Listening to someone complain, even if it’s yourself, has never done anyone any good. Some people say that it may act as a catharsis, a way to let go of negative emotions and experiences, and maybe letting it all out once in a while does feel good, but taking a closer look at what complaining actually does to the brain gives us even more cause to strive for a positive frame of mind and cut out the complaining.
“Synapses That Fire Together Wire Together”
The brain is a complex physical organ that somehow works in tandem with consciousness to create the personality of a human being, always learning, always re-creating and re-generating itself. It is both the product of reality and the creator of reality, and science is finally beginning to under stand how the brain actually creates reality.
Author, computer scientist and philosopher, Steven Parton, examined the ways in which negative emotions in the form of complaining, both expressed by the self and experienced from others, affect the brain and body, coming up with a number of keen observations that help us to understand why some people can’t seem to get out of a negative mood.
His theory suggests that negativity and complaining actually physically alters the structure and function of the mind and body.
“Synapses that fire together wire together,” says Parton, which is a concise way of understanding the essence of neuroplasticity, the science of how the brain re-wires itself based on whatever it is repetitively exposed to. Negativity and complaining breeds more of the same, as this theory points out.
Parton explains further:
“The principle is simple: Throughout your brain there is a collection of synapses separated by empty space called the synaptic cleft. Whenever you have a thought, one synapse shoots a chemical across the cleft to another synapse, thus building a bridge over which an electric signal can cross, carrying along its charge the relevant information you’re thinking about.…Every time this electrical charge is triggered, the synapses grow closer together in order to decrease the distance the electrical charge has to cross…. The brain is rewiring its own circuitry, physically changing itself, to make it easier and more likely that the proper synapses will share the chemical link and thus spark together–in essence, making it easier for the thought to trigger.”
Furthermore, his understanding of this process includes the idea that the electrical connections most utilized by the brain will become shorter, and therefore more frequently chosen for use by the brain. This is how one’s personality is altered.
However, as conscious beings, we have the power to affect this process, simply by being aware of how the universal play of duality is at work in the nascent moments of thoughts. We have the power to choose to generate thoughts from the consciousness of love, over fear, thereby ensuring that the brain and personality are positively altered.
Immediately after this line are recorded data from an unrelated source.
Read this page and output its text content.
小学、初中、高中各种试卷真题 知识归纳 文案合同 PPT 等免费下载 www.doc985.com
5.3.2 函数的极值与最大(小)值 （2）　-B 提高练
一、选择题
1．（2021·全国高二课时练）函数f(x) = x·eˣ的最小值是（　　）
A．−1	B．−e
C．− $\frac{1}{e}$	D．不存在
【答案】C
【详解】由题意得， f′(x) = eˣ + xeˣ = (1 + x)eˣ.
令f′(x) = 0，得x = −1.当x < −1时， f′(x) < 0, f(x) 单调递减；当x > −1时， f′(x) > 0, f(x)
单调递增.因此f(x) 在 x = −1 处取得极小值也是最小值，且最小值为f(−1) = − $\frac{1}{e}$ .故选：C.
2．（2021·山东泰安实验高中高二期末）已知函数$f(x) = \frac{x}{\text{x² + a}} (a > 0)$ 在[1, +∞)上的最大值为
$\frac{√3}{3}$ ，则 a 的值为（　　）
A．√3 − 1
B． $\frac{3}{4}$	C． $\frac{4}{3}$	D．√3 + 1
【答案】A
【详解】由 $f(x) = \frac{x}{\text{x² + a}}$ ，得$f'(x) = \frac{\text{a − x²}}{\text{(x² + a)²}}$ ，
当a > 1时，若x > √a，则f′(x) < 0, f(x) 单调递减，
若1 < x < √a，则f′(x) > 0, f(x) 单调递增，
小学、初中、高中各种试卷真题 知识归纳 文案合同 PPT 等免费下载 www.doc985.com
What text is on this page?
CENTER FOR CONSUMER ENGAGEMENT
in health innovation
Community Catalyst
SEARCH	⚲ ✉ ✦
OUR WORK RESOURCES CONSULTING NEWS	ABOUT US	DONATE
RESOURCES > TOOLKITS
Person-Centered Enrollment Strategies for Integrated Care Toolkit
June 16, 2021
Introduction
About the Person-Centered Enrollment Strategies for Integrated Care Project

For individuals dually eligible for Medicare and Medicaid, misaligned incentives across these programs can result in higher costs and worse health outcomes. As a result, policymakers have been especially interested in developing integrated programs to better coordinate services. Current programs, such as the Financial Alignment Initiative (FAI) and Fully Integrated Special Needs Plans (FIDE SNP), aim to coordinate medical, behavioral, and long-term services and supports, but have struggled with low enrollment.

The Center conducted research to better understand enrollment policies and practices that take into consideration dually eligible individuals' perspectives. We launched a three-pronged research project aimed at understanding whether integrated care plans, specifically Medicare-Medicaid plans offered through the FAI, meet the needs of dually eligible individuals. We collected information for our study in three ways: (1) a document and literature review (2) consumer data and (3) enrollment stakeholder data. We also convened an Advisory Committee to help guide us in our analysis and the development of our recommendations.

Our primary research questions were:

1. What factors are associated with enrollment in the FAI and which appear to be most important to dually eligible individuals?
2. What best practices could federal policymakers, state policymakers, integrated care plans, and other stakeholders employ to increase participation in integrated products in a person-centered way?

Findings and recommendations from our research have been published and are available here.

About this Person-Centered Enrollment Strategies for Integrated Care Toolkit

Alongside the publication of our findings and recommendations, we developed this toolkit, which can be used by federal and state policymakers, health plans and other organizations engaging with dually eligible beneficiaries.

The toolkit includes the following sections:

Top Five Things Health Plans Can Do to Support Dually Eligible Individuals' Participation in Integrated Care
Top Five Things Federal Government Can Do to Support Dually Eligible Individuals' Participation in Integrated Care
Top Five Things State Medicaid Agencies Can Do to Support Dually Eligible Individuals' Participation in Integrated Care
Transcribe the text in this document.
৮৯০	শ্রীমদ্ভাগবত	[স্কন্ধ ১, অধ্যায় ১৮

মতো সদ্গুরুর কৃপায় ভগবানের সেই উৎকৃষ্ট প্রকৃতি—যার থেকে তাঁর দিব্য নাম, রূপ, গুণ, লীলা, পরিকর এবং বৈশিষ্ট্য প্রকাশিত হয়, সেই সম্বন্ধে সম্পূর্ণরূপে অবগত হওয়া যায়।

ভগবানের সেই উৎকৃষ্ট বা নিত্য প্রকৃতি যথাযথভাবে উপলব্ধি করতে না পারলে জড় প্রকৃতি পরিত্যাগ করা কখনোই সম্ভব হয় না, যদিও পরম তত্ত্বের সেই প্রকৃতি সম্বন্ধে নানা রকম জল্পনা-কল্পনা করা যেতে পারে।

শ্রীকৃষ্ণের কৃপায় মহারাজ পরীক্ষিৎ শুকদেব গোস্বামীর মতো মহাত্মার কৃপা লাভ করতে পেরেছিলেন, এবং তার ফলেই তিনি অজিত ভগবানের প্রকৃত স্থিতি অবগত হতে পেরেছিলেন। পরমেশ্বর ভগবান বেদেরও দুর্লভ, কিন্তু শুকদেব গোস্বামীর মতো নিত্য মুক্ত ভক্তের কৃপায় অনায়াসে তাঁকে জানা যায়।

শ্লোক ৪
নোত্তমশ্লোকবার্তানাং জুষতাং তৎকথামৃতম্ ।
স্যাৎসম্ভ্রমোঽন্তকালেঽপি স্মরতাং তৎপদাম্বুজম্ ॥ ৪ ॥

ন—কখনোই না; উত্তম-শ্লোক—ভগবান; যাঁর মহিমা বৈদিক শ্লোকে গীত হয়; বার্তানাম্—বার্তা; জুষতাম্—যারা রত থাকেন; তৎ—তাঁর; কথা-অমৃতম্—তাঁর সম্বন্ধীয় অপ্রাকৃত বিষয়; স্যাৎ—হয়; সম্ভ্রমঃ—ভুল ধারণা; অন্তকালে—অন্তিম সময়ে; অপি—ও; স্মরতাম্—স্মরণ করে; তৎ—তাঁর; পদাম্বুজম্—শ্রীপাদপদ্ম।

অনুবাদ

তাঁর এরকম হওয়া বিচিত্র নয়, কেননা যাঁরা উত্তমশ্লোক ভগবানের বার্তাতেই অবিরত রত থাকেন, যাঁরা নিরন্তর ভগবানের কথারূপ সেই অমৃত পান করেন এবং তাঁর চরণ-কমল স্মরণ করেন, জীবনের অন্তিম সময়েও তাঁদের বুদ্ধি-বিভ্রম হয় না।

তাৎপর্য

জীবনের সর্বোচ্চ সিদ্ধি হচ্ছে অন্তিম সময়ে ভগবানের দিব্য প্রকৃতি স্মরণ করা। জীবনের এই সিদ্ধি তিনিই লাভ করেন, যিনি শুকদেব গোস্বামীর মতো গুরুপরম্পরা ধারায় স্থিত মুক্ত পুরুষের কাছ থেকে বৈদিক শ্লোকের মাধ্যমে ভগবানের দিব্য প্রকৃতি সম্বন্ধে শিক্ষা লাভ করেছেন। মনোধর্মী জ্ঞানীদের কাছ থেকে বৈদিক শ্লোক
Empathy and the Mob Effect
There is more to this action than just the effect that complaining has on the self. This line of scientific reasoning extends to the dynamics between two-people, giving scientific understanding of how one’s complaining brings other people down.
Mirror-neurons ensure that we learn from our environment, and are the essential bio-chemical element of empathy. The brain relates to what another person is expressing, and the empathic portion of ourselves responds by ‘trying on’ this emotion as an attempt to relate to and understand the externally unfolding drama.
So, when a person enters and drops a huge boatload of gossip, negativity and drama on you, you can be assured that it is affecting you bio-chemically, and is decreasing your chances of actually being happy. Exposure to this kind of emotional outburst actually causes stress, and because stress kills, complaining and negativity may seriously be contributing to your early demise.
Parton refers to this outlook as ‘the science of happiness,’ and the example of the behavior of complaining does make a fitting case study for the connection between the power of thought and the amount of control a person can exert on the creation of our shared, three-dimensional reality.
The overall view of this is even further condensed, rather precisely, by Parton:
“…if you’re always complaining and belittling your own power in reality, you will not think you have the power to change it. And thus it will never change.”